The Allegory of the Cave – Plato

  • Plato realizes that the general run of humankind can think, and speak, etc., without (so far as they acknowledge) any awareness of his realm of Forms.
  • The allegory of the cave is supposed to explain this.
  • In the allegory, Plato likens people untutored in the Theory of Forms to prisoners chained in a cave, unable to turn their heads. All they can see is the wall of the cave. Behind them burns a fire.  Between the fire and the prisoners there is a parapet, along which puppeteers can walk. The puppeteers, who are behind the prisoners, hold up puppets that cast shadows on the wall of the cave. The prisoners are unable to see these puppets, the real objects, that pass behind them. What the prisoners see and hear are shadows and echoes cast by objects that they do not see. Here is an illustration of Plato’s Cave:

 

Picture

 
From ‘Great Dialogues of Plato’ (Warmington and Rouse, eds.)
New York, Signet Classics

  • Such prisoners would mistake appearance for reality. They would think the things they see on the wall (the shadows) were real; they would know nothing of the real causes of the shadows.
  • So when the prisoners talk, what are they talking about? If an object (a book, let us say) is carried past behind them, and it casts a shadow on the wall, and a prisoner says “I see a book,” what is he talking about?
  • He thinks he is talking about a book, but he is really talking about a shadow. But he uses the word “book.” What does that refer to?


Plato gives his answer at line (515b2). The text here has puzzled many editors, and it has been frequently amended. The translation in Grube/Reeve gets the point correctly: 

“And if they could talk to one another, don’t you think they’d suppose that the names they used applied to the things they see passing before them?”

Plato’s point is that the prisoners would be mistaken. For they would be taking the terms in their language to refer to the shadows that pass before their eyes, rather than (as is correct, in Plato’s view) to the real things that cast the shadows.

If a prisoner says “That’s a book” he thinks that the word “book” refers to the very thing he is looking at.
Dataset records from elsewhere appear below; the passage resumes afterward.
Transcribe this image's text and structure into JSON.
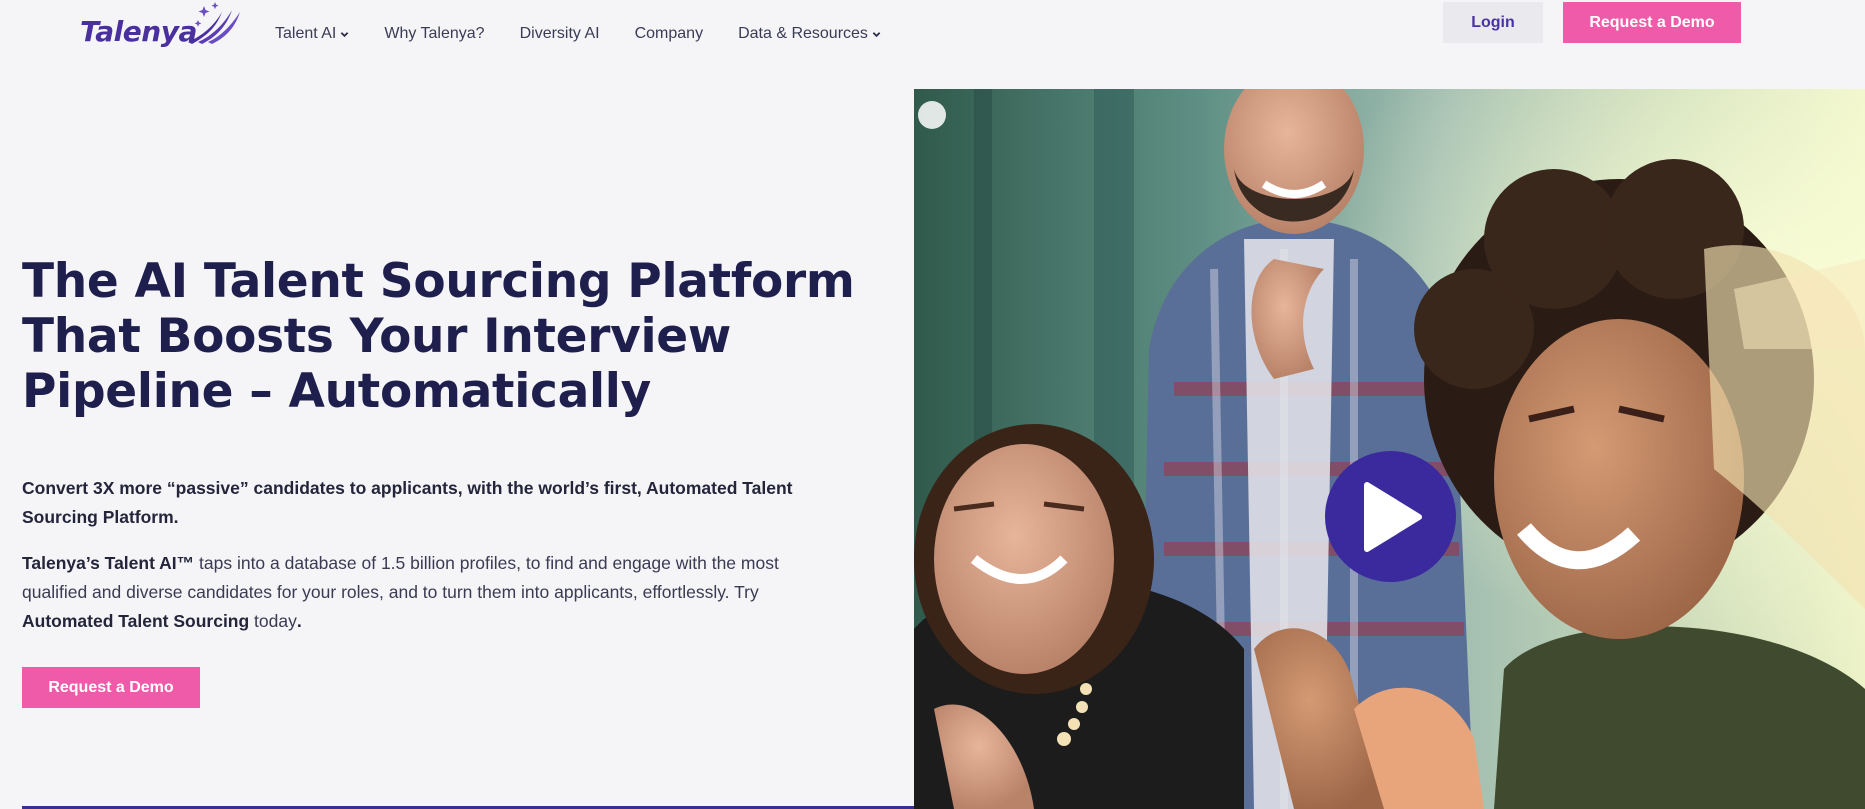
{
  "brand": {
    "name": "Talenya",
    "colors": {
      "primary": "#4a2f9f",
      "accent": "#ef5ba9",
      "heading": "#1e1f4d"
    }
  },
  "nav": {
    "items": [
      {
        "label": "Talent AI",
        "has_dropdown": true
      },
      {
        "label": "Why Talenya?",
        "has_dropdown": false
      },
      {
        "label": "Diversity AI",
        "has_dropdown": false
      },
      {
        "label": "Company",
        "has_dropdown": false
      },
      {
        "label": "Data & Resources",
        "has_dropdown": true
      }
    ],
    "login_label": "Login",
    "demo_label": "Request a Demo"
  },
  "hero": {
    "title": "The AI Talent Sourcing Platform That Boosts Your Interview Pipeline – Automatically",
    "subtitle": "Convert 3X more “passive” candidates to applicants, with the world’s first, Automated Talent Sourcing Platform.",
    "body": {
      "part1_bold": "Talenya’s Talent AI™",
      "part2": " taps into a database of 1.5 billion profiles, to find and engage with the most qualified and diverse candidates for your roles, and to turn them into applicants, effortlessly. Try ",
      "part3_bold": "Automated Talent Sourcing",
      "part4": " today",
      "part5_bold": "."
    },
    "cta_label": "Request a Demo",
    "media": {
      "icon": "play-icon"
    }
  }
}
But he would be wrong. He’s only looking at a shadow. The real referent of the word “book” he cannot see. To see it, he would have to turn his head around.

Plato’s point:

  1. The general terms of our language are not “names” of the physical objects that we can see. They are actually names of things that we cannot see, things that we can only grasp with the mind.
  2. When the prisoners are released, they can turn their heads and see the real objects. Then they realize their error. What can we do that is analogous to turning our heads and seeing the causes of the shadows? We can come to grasp the Forms with our minds.
  3. Plato’s aim in the Republic is to describe what is necessary for us to achieve this reflective understanding. But even without it, it remains true that our very ability to think and to speak depends on the Forms. For the terms of the language we use get their meaning by “naming” the Forms that the objects we perceive participate in.
  4. The prisoners may learn what a book is by their experience with shadows of books. But they would be mistaken if they thought that the word “book” refers to something that any of them has ever seen.


Likewise, we may acquire concepts by our perceptual experience of physical objects. But we would be mistaken if we thought that the concepts that we grasp were on the same level as the things we perceive.